Des larmes roulaient sur les joues d’Olympe tandis qu’elle jouait dangereusement avec la molette du briquet.

— Peu importe ce qui est vrai et ce qui ne l’est pas. Le message de ta mère à travers tout ça c’est que notre histoire nous appartient. On peut décider d’affronter le destin plutôt que de le subir. C’est à nous de décider.

— Alors je choisis la vengeance.

— Non, Olympe ! Regarde-moi. Tu n’es pas comme ça.

— Je suis la fille d’un violeur ! hurla t-elle. Quelle part domine en moi, selon toi ?

— Tu n’es pas comme lui ! Ce ne sont pas tes gênes qui déterminent qui tu es.

— Ce sont mes actions c’est ça ? Et bien regarde !

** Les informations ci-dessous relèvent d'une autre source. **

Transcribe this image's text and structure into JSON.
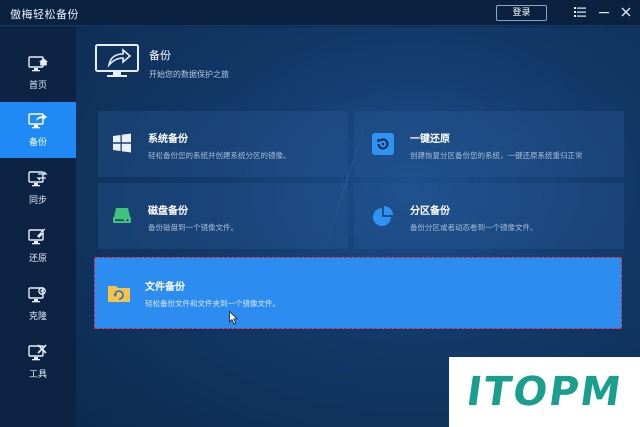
{
  "window": {
    "title": "傲梅轻松备份"
  },
  "titlebar": {
    "login_label": "登录",
    "icons": [
      "menu-icon",
      "minimize-icon",
      "close-icon"
    ]
  },
  "sidebar": {
    "items": [
      {
        "label": "首页",
        "icon": "home-monitor-icon",
        "active": false
      },
      {
        "label": "备份",
        "icon": "backup-monitor-icon",
        "active": true
      },
      {
        "label": "同步",
        "icon": "sync-monitor-icon",
        "active": false
      },
      {
        "label": "还原",
        "icon": "restore-monitor-icon",
        "active": false
      },
      {
        "label": "克隆",
        "icon": "clone-monitor-icon",
        "active": false
      },
      {
        "label": "工具",
        "icon": "tools-monitor-icon",
        "active": false
      }
    ]
  },
  "header": {
    "title": "备份",
    "subtitle": "开始您的数据保护之旅"
  },
  "cards": [
    {
      "title": "系统备份",
      "desc": "轻松备份您的系统并创建系统分区的镜像。",
      "icon": "windows-icon"
    },
    {
      "title": "一键还原",
      "desc": "创建恢复分区备份您的系统，一键还原系统重归正常",
      "icon": "restore-icon"
    },
    {
      "title": "磁盘备份",
      "desc": "备份磁盘到一个镜像文件。",
      "icon": "disk-icon"
    },
    {
      "title": "分区备份",
      "desc": "备份分区或者动态卷到一个镜像文件。",
      "icon": "pie-chart-icon"
    },
    {
      "title": "文件备份",
      "desc": "轻松备份文件和文件夹到一个镜像文件。",
      "icon": "folder-sync-icon",
      "selected": true
    }
  ],
  "watermark": {
    "text": "ITOPM"
  },
  "colors": {
    "accent": "#1f8af5",
    "selected_card": "#2d8cf0",
    "selection_border": "#d8202c",
    "watermark": "#1a9e8e"
  }
}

Elle actionna encore une fois la molette, faisant surgir la flamme qu’elle espérait.

— Tu n’as pas envie de faire ça.

— Oh que si.

— Pense à sa femme, à sa fille. Tu n’as pas envie de voir leurs visages défigurés par le chagrin te faire face pour le restant de ta vie. Pense à Marianne...

La flamme vacillait, secouée par les spasmes d’Olympe qui sanglotait. Je m’approchai doucement d’elle en tendant ma main.

— Pense à moi, Oly. Peu importe que tu ne sois pas ma fille. C’est toi qui m’a ramené à la vie, toi qui m’a réappris à aimer. Alors, laisse-moi te montrer combien je t’aime. Donne-moi ce briquet…

Mes doigts se refermèrent sur l’objet et Olympe s’écroula dans mes bras.

— C’est fini. On va partir d’ici, OK ? Attends-moi dans la bagnole.

Je la suivis des yeux jusqu’à la voir s’asseoir dans ma Golf, puis je me tournai vers Peter. Il chialait comme un bébé. J’attrapai le coupe-papier qui reposait sur le secrétaire à mes côtés et m’approchai de lui.

— Pitié ! Pitié ! hurla-t-il.

— Abruti, lui lançai-je en coupant les liens qui le retenaient prisonnier.

Il m’observa, l’air hagard.

— La vie t’a offert une seconde chance, profites-en !

Je tournai les talons, le laissant avec son air pathétique. Au moment de quitter la maison, il me sembla l’entendre ricaner dans mon dos.

— Ah ce putain de Franjo !

Mon sang ne fit qu’un tour. Avant même de me demander si j'avais rêvé, je me retrouvai face à lui, le manche du coupe-papier dans ma main, la lame dans son bide.